胤禩挡下了胤禟手里的酒壶,说道:“少喝几杯,醉了我们怎么说话。”
胤禟红着眼睛,已是委屈至极:“我犯了什么滔天之罪,要被关在家里那么久,关完了还得去谢恩、去磕头,他真把我当儿子吗,八哥,我在皇阿玛眼里究竟算什么?”
胤禩道:“君臣父子,不然呢?”
胤禟还是给自己倒了酒,满杯饮尽后,一抹嘴道:“既然他不把我当儿子,我也不必将其他人当兄弟,八哥,只要皇阿玛还放我出去,只要我还是大清的皇子,我就不能眼睁睁看着别人来和您争,将来我是要下狠手的,只有死人,才不会和您争。”
胤禩闻言大惊:“你说什么醉话?”
胤禟却冷冷一笑:“肚子都没暖起来,哪里就醉了,八哥,不管你爱不爱听这话,横竖我也不只是为了你,我更为了自己活一口气,便是死了,我也得把那口气吐出来。”

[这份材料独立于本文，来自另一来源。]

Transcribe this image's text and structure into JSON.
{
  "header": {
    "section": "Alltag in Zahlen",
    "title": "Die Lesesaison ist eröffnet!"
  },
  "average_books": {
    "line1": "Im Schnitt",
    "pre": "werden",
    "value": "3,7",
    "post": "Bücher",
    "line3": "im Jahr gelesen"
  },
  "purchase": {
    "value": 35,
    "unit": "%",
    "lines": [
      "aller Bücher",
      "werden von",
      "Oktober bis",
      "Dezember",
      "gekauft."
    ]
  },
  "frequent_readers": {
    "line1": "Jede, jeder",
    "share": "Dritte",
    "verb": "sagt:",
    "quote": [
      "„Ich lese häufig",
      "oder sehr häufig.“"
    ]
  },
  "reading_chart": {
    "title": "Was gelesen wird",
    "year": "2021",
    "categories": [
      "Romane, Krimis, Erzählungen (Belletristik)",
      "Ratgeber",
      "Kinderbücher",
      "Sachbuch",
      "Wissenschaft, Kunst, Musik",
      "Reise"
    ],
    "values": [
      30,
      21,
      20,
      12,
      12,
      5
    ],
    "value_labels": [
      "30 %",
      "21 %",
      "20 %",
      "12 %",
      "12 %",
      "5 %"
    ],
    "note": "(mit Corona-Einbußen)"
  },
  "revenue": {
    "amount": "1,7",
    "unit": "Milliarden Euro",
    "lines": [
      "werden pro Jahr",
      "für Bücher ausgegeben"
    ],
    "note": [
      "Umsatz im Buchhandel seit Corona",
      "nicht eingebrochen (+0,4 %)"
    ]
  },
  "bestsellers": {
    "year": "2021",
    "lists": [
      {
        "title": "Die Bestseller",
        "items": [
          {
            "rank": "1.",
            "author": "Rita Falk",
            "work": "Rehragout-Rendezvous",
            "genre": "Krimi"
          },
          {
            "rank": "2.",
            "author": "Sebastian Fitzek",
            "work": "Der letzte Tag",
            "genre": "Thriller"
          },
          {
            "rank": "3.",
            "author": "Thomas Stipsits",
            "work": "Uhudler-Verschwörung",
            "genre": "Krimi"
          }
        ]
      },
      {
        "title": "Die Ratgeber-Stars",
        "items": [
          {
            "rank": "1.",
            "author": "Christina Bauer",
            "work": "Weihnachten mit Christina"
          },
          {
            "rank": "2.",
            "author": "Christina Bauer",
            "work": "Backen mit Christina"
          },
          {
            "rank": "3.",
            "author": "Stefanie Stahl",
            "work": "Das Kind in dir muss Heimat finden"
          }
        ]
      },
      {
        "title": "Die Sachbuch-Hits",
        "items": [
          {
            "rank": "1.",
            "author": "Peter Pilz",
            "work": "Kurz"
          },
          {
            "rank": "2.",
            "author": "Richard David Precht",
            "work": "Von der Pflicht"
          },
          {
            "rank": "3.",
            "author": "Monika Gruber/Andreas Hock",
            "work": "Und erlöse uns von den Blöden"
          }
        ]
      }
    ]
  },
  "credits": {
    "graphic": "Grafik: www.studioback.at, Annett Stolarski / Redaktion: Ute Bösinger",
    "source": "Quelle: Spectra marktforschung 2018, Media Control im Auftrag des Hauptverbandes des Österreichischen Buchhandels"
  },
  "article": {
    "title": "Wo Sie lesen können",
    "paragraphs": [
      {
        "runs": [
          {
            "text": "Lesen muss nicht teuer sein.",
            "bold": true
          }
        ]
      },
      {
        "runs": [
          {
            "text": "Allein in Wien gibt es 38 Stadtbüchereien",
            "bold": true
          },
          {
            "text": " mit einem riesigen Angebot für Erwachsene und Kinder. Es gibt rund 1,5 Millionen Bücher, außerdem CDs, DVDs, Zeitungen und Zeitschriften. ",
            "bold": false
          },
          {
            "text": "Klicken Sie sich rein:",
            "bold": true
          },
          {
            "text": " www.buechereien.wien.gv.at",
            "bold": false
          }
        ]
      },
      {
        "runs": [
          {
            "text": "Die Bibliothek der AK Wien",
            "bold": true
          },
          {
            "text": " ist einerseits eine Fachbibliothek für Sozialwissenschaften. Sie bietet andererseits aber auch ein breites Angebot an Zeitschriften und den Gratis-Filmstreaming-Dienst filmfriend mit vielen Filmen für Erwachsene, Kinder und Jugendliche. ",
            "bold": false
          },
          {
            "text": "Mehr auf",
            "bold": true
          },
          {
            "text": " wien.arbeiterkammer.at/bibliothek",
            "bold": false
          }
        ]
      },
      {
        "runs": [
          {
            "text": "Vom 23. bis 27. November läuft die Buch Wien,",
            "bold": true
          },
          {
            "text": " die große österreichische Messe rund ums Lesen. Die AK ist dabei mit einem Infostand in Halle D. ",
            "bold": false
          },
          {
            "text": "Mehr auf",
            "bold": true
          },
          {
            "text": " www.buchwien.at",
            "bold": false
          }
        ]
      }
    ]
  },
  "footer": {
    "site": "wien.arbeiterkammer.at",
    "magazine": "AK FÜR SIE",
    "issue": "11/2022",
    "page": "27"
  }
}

“胤禟,千万不能冲动,我们是皇阿玛手里的孙猴子,我们翻不出他的五指山。”
“我当然知道,可我宁愿鱼死网破,我也不要像今日这般窝囊地活着。”
看着浮躁恼怒早已失去冷静的弟弟,胤禩纵然想起霂秋的托付,此刻也不合适开口,回头胤禟再嫌九福晋多事,借着酒劲又一次殴打她,岂不是害了人。
“八哥,我快憋死了……天天在这家里,我真快憋死了。”九阿哥到底说了真心话,伏在桌岸上嚎啕大哭,“他怎么能这样对我,都是儿子,我差哪儿了。”
这句话,也是胤禩最想问的,可眼下他与皇阿玛算得相安无事,手头差事一桩接一桩,办得好得夸赞,办得不好会被训斥得狗血淋头,没有半分不如四哥他们。
更重要的是,太子那三十七万两白银的火,始终没烧到他身上。